Dense linear algebra algorithms are often regular and have a high arithmetic intensity. This allows them to achieve performance close to the peak performance even on the largest computing systems in the world. Factors that affect the performance of an implementation include the presence of a deep memory hierarchy, pipelines, SIMD units, and multiple processing cores. On a larger scale, several processors and memories are physically distributed and communicates over a high speed network. Techniques such as blocking, vectorization, and asynchronous communication are used in state-of-the-art implementations. One aim of the research in this area is to develop portable software libraries with high performance implementations of scalable algorithms.
High level linear algebra algorithms can be built on top of a relatively small set of fundamental operations, such as matrix multiplication, that perform the majority of the floating point operations. These operations, once tuned to a particular machine, provide portable performance to the higher level algorithms. This observation led to the standardization of an interface to three levels of operations known as the Basic Linear Algebra Subprograms (BLAS) and eventually to software libraries such as LAPACK and ScaLAPACK.
One topic studied in this thesis is alternative schemes for packed storage of symmetric or triangular matrices in a distributed memory environment. In particular, several implementations of the Cholesky factorization of dense matrices were designed and evaluated. Related to this topic is how to convert a matrix stored in a canonical row- or column-major storage format to a block format. A prototype library for conversion based on in-place matrix transposition is developed in connection with an evaluation of several known algorithms for the closely connected problem of in-place transposition.
This thesis also investigates ways of moving beyond the limitations of extracting parallelism at the BLAS levels of abstraction. One of our Cholesky algorithms interleaves computation with a complex communication algorithm and thereby eliminates the distinct boundaries between computation and communication that is common in synchronous parallel algorithms.

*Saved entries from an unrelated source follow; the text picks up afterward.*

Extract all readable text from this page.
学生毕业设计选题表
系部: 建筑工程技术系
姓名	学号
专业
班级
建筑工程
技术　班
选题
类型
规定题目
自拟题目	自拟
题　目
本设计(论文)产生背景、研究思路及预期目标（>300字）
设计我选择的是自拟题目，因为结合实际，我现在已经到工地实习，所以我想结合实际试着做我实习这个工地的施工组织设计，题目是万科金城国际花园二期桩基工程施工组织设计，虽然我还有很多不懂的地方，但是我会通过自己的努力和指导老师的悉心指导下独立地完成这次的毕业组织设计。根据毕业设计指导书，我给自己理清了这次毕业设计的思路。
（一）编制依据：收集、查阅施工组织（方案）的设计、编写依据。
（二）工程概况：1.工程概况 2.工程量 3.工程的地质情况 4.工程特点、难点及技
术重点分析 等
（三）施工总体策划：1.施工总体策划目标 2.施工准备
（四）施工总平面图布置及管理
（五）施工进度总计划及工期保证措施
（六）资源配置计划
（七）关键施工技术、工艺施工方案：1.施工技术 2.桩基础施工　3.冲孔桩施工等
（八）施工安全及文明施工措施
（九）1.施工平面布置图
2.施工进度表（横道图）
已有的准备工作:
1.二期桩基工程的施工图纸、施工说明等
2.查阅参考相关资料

Two-sided transformations offer further challenges due to their often much smaller degree of concurrency. This thesis explores how priority-based dynamic scheduling on each node of a distributed memory system can be used to achieve a faster execution by eliminating synchronization overhead. The advantages of being able to express diverse and complex schedules within a sequential node program are clear, but the inherent overheads and limitations are topics for further research.